The consequence was Miss Bennet: Christmas at Pemberley which opened in 2016, never played Broadway, but has become an astonishing hit across North America in a series of “rolling world premieres.” The production has now landed at the Citadel Theatre’s Shoctor Stage until Dec. 9.
For patrons whose knowledge of Austen is a bit rusty, Miss Bennet takes place in 1815, two years after the union of the spirited Lizzie Bennet and the stuffy but impossibly handsome Mr. Darcy. It’s Christmas, and the Bennets are visiting Pemberley, Darcy’s ancestral estate. One of the guests is Mary (Mikaela Davies), the bookish, socially awkward maiden sister. If you say you remember Mary from the book you are probably fibbing. She barely appears – in fact, disappears for long sections of the tome. She is occasionally called on to play the pianoforte. Mary’s battling the times. As the unmarried sister with no prospects, she will probably be cast out of the family home when her parents die.
Also present, however, is Arthur de Bourgh (Umed Amin), who is even more withdrawn than Mary. Just down from Oxford, he lives in a world of books and plants. Though Arthur has inherited an estate, he seems lost and quickly yields to social pressure. When the two are first thrown together the result is a very funny scene of awkward and maladroit conversation leading to a gradual attraction.
Good move by playwright Gunderson. The two are fated to be together. Even if they can’t see it, the audience can and are drawn into caring for these two. Much of the rest of the play is a funny, nostalgic look at the times and two societal misfits who find, and then almost lose, a place in it. Add to that the familiarity of the situations which allow us to compare what we remember of earlier productions, and we can marvel how the playwright has cleverly developed themes and characters over time.
Gunderson has also done her research. The play feels so right. The characters are perfectly calibrated projections of the originals, and the playwright has added just enough modern spin (and echoes of contemporary feminist attitudes) to keep Edmonton director Nancy McAlear’s spiffy production decidedly undated.
McAlear’s actors are finely drawn to make the most of their personality quirks. Amin’s Arthur is bookish, bumbling, hapless and a great foil for Davies’ shrewd Mary, who emerges from her maidenly funk – “I struggle to find solace in books and the pianoforte” – to be frank, accessible and wryly amused by the goings on around her. At point, she attacks the keyboard in a deafening take on Beethoven, shouting, “I am not upset. Beethoven’s upset!” Playing various composers of the time, Davies also shows herself to be a pianist of some ability.

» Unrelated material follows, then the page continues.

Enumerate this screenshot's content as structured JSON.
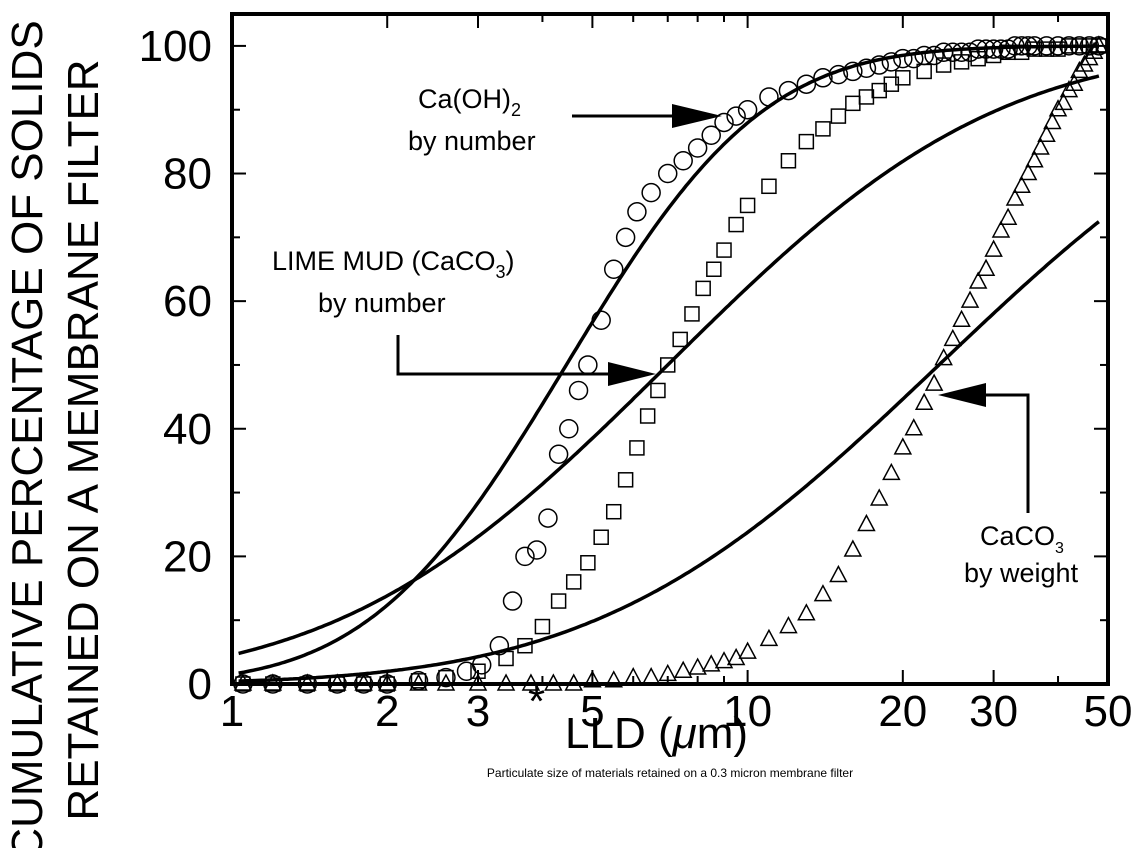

The rest of the performers are certainly up to the demands of the play and the eight-person cast are all perfectly suited to their roles. One (obviously British) audience member on the way out, was heard observing, “Well, they certainly got the accents right.” Allison Edwards-Crewe is recognizable as the unquenchable Lizzie who landed Mr. Darcy in Pride and Prejudice. Emma Houghton is all over the stage as the fizzy, light headed sister, Lydia. Matthew Hulshof ably gives us a substantial Darcy who finds himself playing cupid to save a true love. Emma Laishram and Cameron Kneteman are steady and sympathetic as the Bingleys. Kneteman gets away one of the best double-takes you’re likely to see all season. Gianna Vacirca is the haughty Anne de Bourgh, the soul of respectability who swans about the stage like a ship-of-the-line under full sail.
Enough cannot be said about McAlear’s helming. You can see her fingerprints all over the precise, spare direction and brisk pace. There are directorial touches everywhere, as in the peppy set changes which are all done in character and in a kind of stylized dance. Dana Osborne’s period costumes are eye-filling and her detailed Regency set is downright awesome.

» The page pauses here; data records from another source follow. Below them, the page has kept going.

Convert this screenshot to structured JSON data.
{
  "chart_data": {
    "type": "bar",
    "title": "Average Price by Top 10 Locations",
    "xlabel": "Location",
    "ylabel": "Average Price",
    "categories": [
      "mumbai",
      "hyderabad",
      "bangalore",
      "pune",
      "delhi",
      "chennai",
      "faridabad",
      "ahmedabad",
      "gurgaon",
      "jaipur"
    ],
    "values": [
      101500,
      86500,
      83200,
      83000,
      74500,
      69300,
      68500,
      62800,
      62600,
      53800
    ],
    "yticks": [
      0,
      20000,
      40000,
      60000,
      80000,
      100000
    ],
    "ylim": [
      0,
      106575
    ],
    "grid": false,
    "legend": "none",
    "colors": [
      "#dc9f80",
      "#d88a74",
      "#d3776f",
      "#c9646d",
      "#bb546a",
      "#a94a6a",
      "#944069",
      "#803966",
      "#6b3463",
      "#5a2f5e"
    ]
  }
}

The audience loved it and gave the production the traditional Citadel opening night standing ovation. Perhaps more can be read into the involuntary “Awwww” that escaped from the audience in one scene where the two lovers discover themselves, and the spontaneous burst of applause when they engaged in the most tentative (mounting to passionate) kiss you’ve ever seen on a stage.
Warm-hearted, impeccably produced, funny and tear-inducing, this Christmas you really should join Miss Bennet and all her friends and relatives for Christmas at Pemberley.